American fast-casual pizza chain

Blaze Pizza is an Atlanta, Georgia–based fast-casual pizza restaurant chain. Founded in 2011 by Elise and Rick Wetzel of Wetzel's Pretzels, the chain is known for made-to-order pizzas.

== History ==
=== 2010s ===
Blaze Pizza was founded in Pasadena, California, by Rick and Elise Wetzel in 2011. The chain's first location was opened in Irvine, California, in August 2012, which was followed two months later by the opening of their second, and flagship store, location in October 2012 in Pasadena. The chain serves made-to-order pizzas, with a choice of various sauces and toppings. Its business model is similar to other chains such as Chipotle Mexican Grill and Subway. The pizzas are cooked in a high-temperature open-flame oven with an average cook time of three minutes. The only piece of cooking equipment inside each of the restaurants is an oven.

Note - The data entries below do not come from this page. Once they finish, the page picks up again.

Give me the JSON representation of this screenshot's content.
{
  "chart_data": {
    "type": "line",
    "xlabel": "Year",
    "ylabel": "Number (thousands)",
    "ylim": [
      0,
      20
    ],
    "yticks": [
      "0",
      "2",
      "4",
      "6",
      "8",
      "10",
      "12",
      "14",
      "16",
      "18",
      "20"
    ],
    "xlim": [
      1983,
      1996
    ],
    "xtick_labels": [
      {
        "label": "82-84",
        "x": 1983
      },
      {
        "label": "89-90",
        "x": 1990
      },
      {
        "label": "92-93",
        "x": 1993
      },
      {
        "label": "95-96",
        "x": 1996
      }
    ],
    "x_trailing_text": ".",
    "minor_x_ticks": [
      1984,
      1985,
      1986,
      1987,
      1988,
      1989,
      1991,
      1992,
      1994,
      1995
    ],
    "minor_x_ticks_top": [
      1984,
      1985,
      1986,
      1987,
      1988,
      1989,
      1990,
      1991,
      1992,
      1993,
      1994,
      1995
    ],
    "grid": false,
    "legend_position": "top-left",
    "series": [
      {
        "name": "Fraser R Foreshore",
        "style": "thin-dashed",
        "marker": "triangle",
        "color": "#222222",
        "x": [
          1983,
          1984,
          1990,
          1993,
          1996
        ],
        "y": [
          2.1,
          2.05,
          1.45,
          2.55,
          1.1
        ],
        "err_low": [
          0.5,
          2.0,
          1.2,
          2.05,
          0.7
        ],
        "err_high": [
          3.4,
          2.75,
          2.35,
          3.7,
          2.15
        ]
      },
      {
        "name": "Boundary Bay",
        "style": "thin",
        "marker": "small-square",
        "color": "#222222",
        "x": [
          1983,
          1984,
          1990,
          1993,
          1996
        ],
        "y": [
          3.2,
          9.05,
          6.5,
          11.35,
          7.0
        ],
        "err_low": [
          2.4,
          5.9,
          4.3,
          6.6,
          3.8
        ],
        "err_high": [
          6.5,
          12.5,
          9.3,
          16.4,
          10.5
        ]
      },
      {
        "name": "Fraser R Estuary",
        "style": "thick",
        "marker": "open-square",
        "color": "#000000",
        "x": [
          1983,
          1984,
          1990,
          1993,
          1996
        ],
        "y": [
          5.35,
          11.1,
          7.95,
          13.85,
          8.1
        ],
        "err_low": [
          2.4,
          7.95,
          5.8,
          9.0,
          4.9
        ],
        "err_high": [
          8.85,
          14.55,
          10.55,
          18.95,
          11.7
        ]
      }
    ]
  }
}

By the end of 2014, Blaze had become the first fast-casual pizza restaurant to achieve 50 opened units. The company planned to have at least 500 locations by 2020.

In 2015, the company began to expand into Canada. In partnership with Alshaya, the company opened locations in the Middle East in 2018.

=== 2020s ===
In 2024, the company announced its plans to move its headquarters to Atlanta, Georgia to support future expansion plans.

In January 2026, Blaze Pizza appointed John Owen as its chief executive officer, succeeding Beto Guajardo. Owen is the former chief operating officer of Scooter's Coffee. He previously was CEO of Subway Russia and spent three decades at McDonald's, where he rose to corporate vice president of strategy and execution.